What is the National Framework for Protecting Australia’s Children?
Given worsening national rates of child abuse and neglect, in 2009 the Council of Australian Governments (COAG) adopted the National Framework for Protecting Australia’s Children 2009-2020 (the ‘National Framework’).
The National Framework is Australia’s first-ever national plan to be formally endorsed by Commonwealth, State and Territory governments and the NGO/research sectors to improve child safety and wellbeing.
It represents an important commitment by Commonwealth, State and Territory Governments, and the NGO and research sectors. COAG intended the National Framework to move Australia ‘from seeing ‘protecting children’ merely as a response to abuse and neglect to one of promoting the safety and wellbeing of children’ and to reduce child abuse and neglect over time.
From inception, a key aspect of the National Framework has been its ‘tripartite’ nature, with policy development and program implementation being undertaken between three partners—the Commonwealth Government, State and Territory Governments, and the National Coalition on Child Safety and Wellbeing.
What is the National Framework 4th action plan 2018-2020?
The Fourth Action Plan will be the final three-year action plan under the current National Framework. Consultations with the NGO and research sectors were undertaken in 2017 on future directions for the National Framework.
Consultations will occur in early 2018 to devise the draft Fourth Action Plan. Current planning is that the draft Fourth Action Plan will be considered for adoption by Community Services Ministers in the second half of 2018.
The 29 March 2018 meeting of the National Coalition on Child Safety and Wellbeing in Canberra will be an important part of the policy development and consultation process for the Fourth Action Plan.
What has the National Framework achieved to date?

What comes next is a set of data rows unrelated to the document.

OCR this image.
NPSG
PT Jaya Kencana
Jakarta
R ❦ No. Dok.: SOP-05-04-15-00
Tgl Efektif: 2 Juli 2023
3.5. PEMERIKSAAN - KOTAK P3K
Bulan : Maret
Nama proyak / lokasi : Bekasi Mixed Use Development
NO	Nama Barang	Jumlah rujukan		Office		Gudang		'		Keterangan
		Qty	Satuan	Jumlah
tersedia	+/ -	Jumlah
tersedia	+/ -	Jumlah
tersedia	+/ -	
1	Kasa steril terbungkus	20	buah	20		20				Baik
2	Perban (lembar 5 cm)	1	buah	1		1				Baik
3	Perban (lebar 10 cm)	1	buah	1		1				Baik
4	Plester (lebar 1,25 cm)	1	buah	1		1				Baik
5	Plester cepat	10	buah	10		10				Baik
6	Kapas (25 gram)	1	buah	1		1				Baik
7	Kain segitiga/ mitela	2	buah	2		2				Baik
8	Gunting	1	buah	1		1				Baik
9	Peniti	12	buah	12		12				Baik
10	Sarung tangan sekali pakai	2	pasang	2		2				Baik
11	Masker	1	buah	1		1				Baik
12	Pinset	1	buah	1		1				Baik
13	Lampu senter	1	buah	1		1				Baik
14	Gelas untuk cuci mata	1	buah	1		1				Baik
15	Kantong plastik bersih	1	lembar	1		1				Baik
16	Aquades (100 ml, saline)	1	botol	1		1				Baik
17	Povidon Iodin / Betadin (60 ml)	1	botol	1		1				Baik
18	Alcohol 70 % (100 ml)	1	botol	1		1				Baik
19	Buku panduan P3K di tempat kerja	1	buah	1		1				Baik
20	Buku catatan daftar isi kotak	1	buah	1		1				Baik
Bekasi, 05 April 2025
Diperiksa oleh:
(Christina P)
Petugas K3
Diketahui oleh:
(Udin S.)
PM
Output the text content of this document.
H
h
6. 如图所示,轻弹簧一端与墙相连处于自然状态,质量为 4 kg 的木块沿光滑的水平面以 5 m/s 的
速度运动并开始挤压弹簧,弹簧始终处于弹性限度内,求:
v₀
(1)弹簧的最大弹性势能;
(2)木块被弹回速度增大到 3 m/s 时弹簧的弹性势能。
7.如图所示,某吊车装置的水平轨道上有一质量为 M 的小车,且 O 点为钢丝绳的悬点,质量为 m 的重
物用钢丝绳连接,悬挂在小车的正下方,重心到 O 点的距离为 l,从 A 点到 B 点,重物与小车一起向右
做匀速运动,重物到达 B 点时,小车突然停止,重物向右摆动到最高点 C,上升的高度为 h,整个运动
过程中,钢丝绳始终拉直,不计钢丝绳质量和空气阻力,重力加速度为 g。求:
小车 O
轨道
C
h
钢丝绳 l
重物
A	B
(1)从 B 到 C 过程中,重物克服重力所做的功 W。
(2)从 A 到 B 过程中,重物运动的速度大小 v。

The National Framework has delivered in several areas. It was the platform to establish National Standards for Out-of-Home Care, the office of the National Children’s Commissioner, the national research agenda, and the national child protection minimum data set.

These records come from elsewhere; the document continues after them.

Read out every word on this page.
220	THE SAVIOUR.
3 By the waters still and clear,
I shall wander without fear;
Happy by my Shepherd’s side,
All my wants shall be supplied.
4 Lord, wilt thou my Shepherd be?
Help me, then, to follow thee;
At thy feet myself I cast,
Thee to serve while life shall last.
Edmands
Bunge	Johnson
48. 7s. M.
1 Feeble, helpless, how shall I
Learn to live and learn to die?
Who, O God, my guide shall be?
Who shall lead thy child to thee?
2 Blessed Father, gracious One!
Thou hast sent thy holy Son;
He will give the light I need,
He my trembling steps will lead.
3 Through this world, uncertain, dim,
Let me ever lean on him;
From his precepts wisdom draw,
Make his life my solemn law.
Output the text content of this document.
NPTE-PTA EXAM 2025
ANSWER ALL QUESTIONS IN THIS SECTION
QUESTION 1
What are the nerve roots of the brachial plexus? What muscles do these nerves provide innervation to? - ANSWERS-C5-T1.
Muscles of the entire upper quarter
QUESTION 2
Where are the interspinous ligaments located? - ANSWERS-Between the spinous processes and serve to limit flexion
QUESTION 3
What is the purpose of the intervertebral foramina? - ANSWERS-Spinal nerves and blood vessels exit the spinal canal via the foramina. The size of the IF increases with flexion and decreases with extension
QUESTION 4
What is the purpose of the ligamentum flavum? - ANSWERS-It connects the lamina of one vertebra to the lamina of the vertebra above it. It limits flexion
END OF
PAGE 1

It is the locus for current work for COAG on National Principles for Child Safe Organisations. It has engendered unity of purpose amongst NGOs and researchers through the National Coalition, and promoted collaboration between and across governments. Early prevention has been increasingly emphasised across Action Plans.

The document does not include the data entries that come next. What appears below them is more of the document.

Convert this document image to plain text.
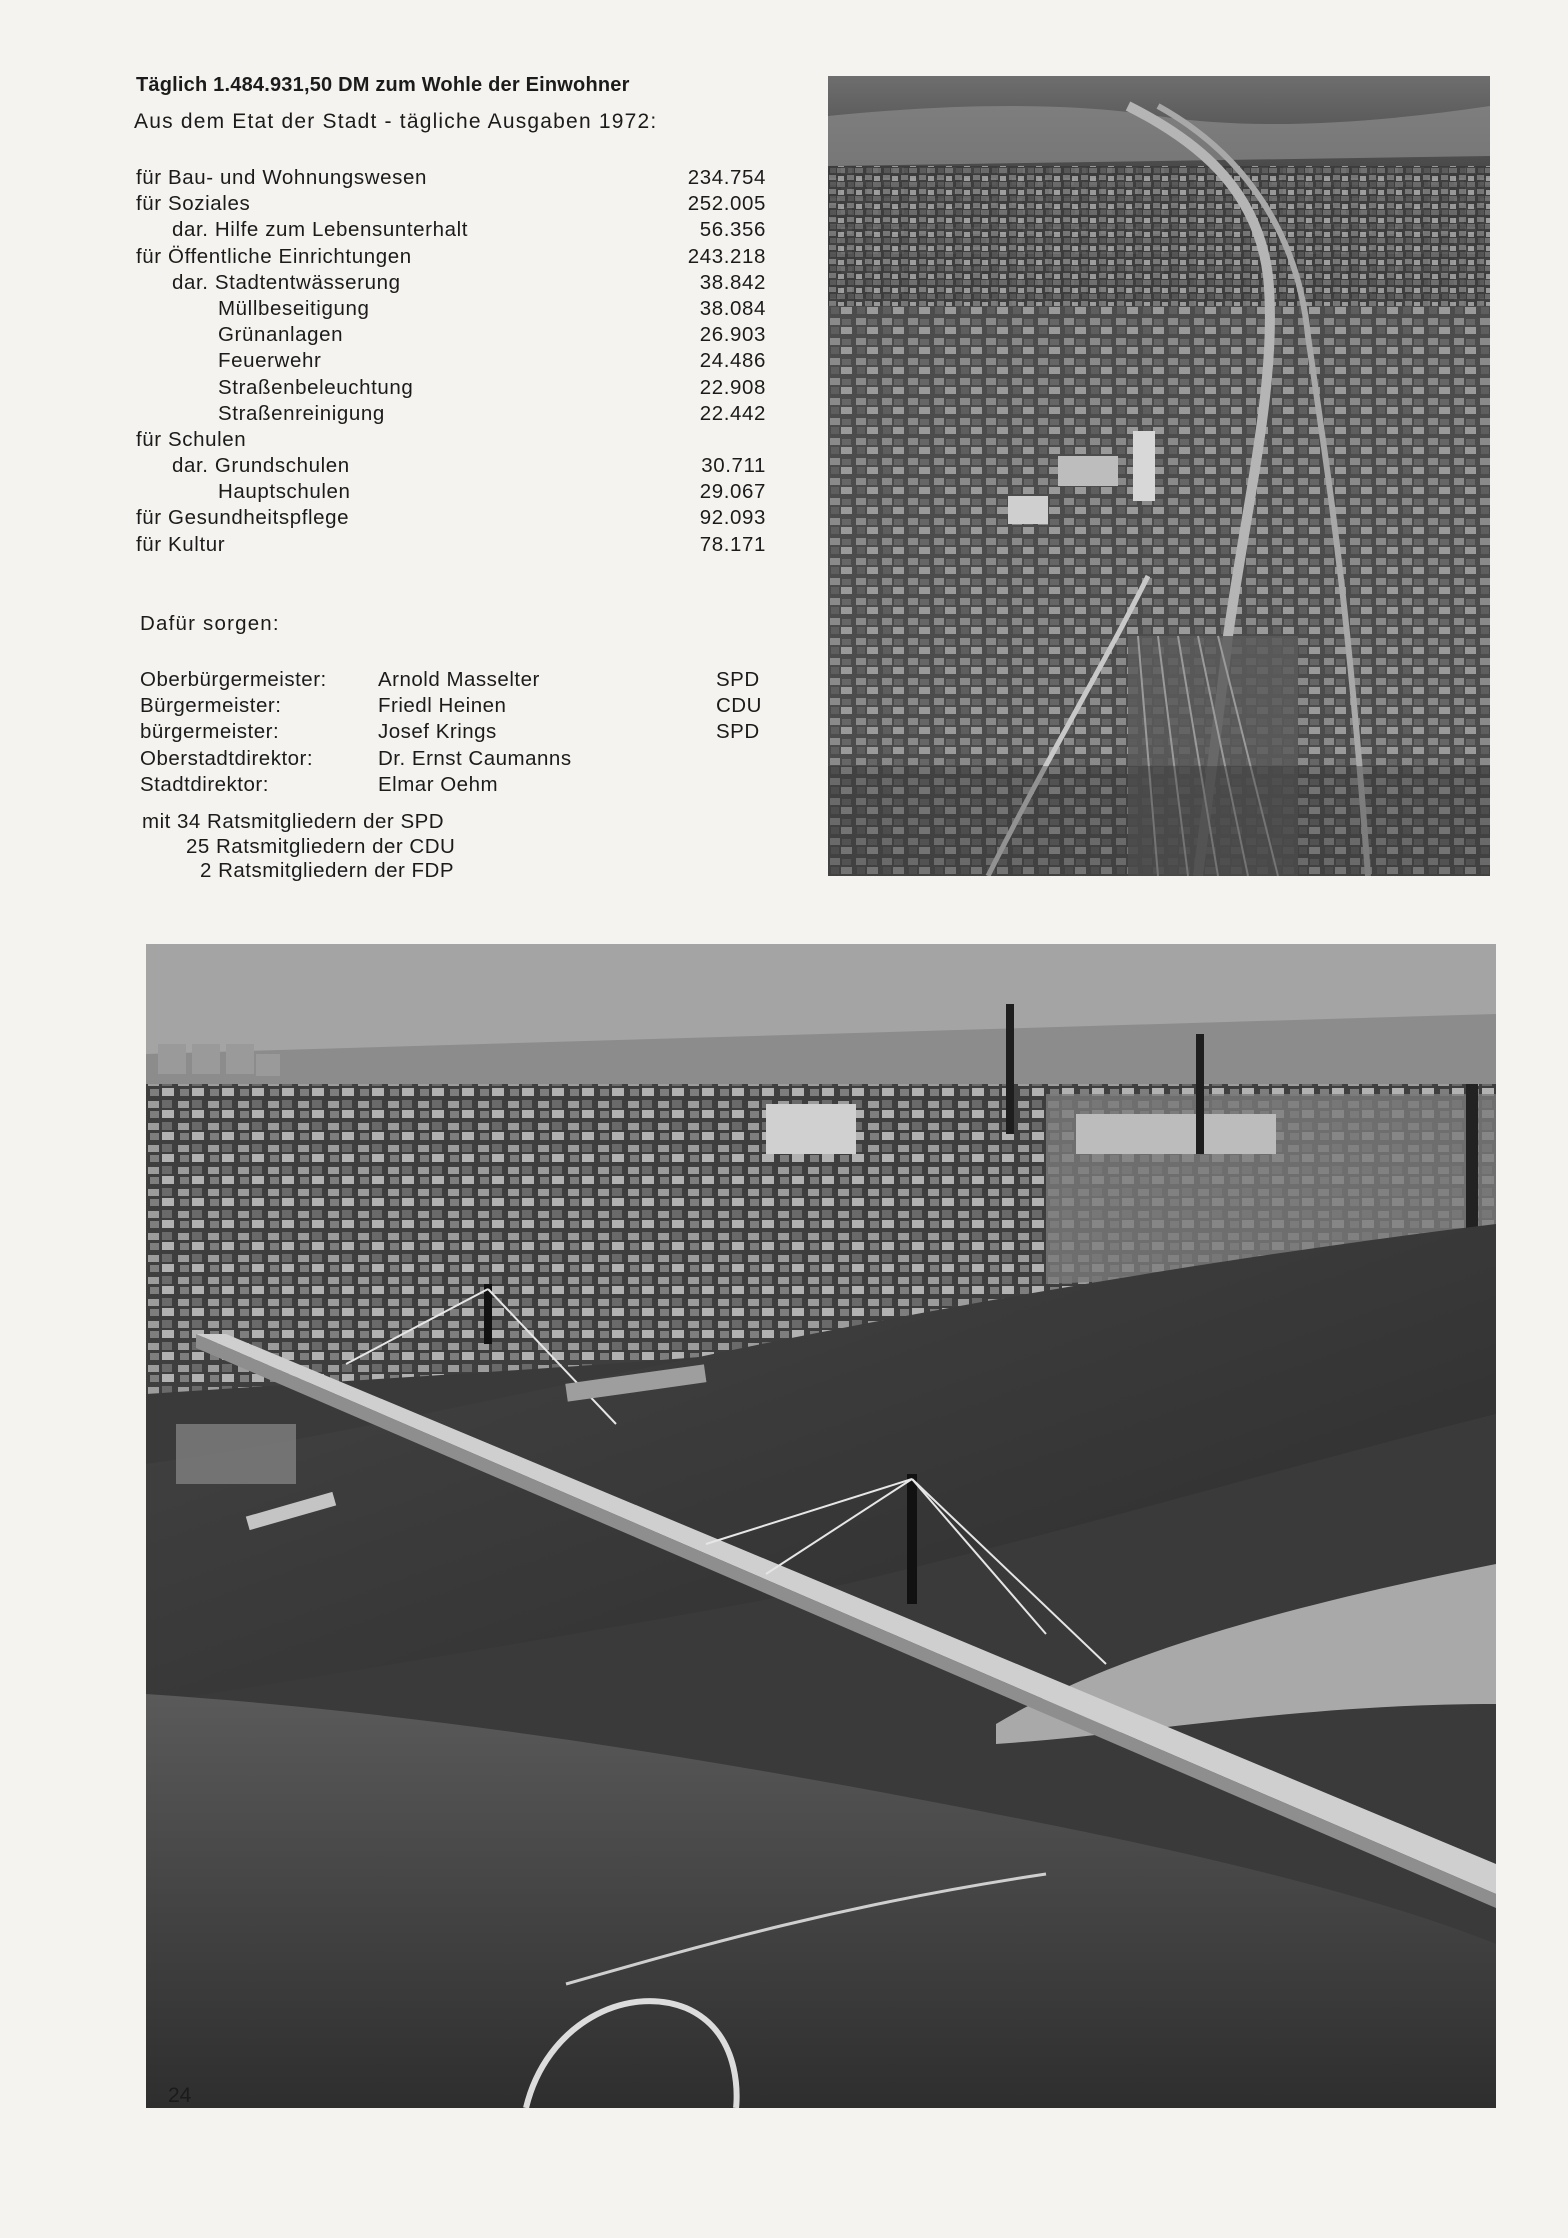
Täglich 1.484.931,50 DM zum Wohle der Einwohner
Aus dem Etat der Stadt - tägliche Ausgaben 1972:
für Bau- und Wohnungswesen	234.754
für Soziales	252.005
dar. Hilfe zum Lebensunterhalt	56.356
für Öffentliche Einrichtungen	243.218
dar. Stadtentwässerung	38.842
Müllbeseitigung	38.084
Grünanlagen	26.903
Feuerwehr	24.486
Straßenbeleuchtung	22.908
Straßenreinigung	22.442
für Schulen
dar. Grundschulen	30.711
Hauptschulen	29.067
für Gesundheitspflege	92.093
für Kultur	78.171
Dafür sorgen:
Oberbürgermeister:	Arnold Masselter	SPD
Bürgermeister:	Friedl Heinen	CDU
bürgermeister:	Josef Krings	SPD
Oberstadtdirektor:	Dr. Ernst Caumanns
Stadtdirektor:	Elmar Oehm
mit 34 Ratsmitgliedern der SPD
25 Ratsmitgliedern der CDU
2 Ratsmitgliedern der FDP
24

What will happen after the National Framework ends in 2020?
Building on the National Framework, there is a strong case for stepping-up national efforts after 2020. The National Framework would be seen as the foundation to a broader national initiative on child wellbeing and family strengthening. Such a plan could give strong priority to early prevention with a focus on the most vulnerable families and communities, enhanced cross-sectoral and cross-jurisdictional collaboration, and prioritised attention on Aboriginal and Torres Strait Islander children.
Future national policy should continue to support a public health model, tripartite collaboration, measuring impact and progress, as well as engage the community and build on past National Framework priority areas and intersecting national agendas, in particular, family/domestic violence and homelessness.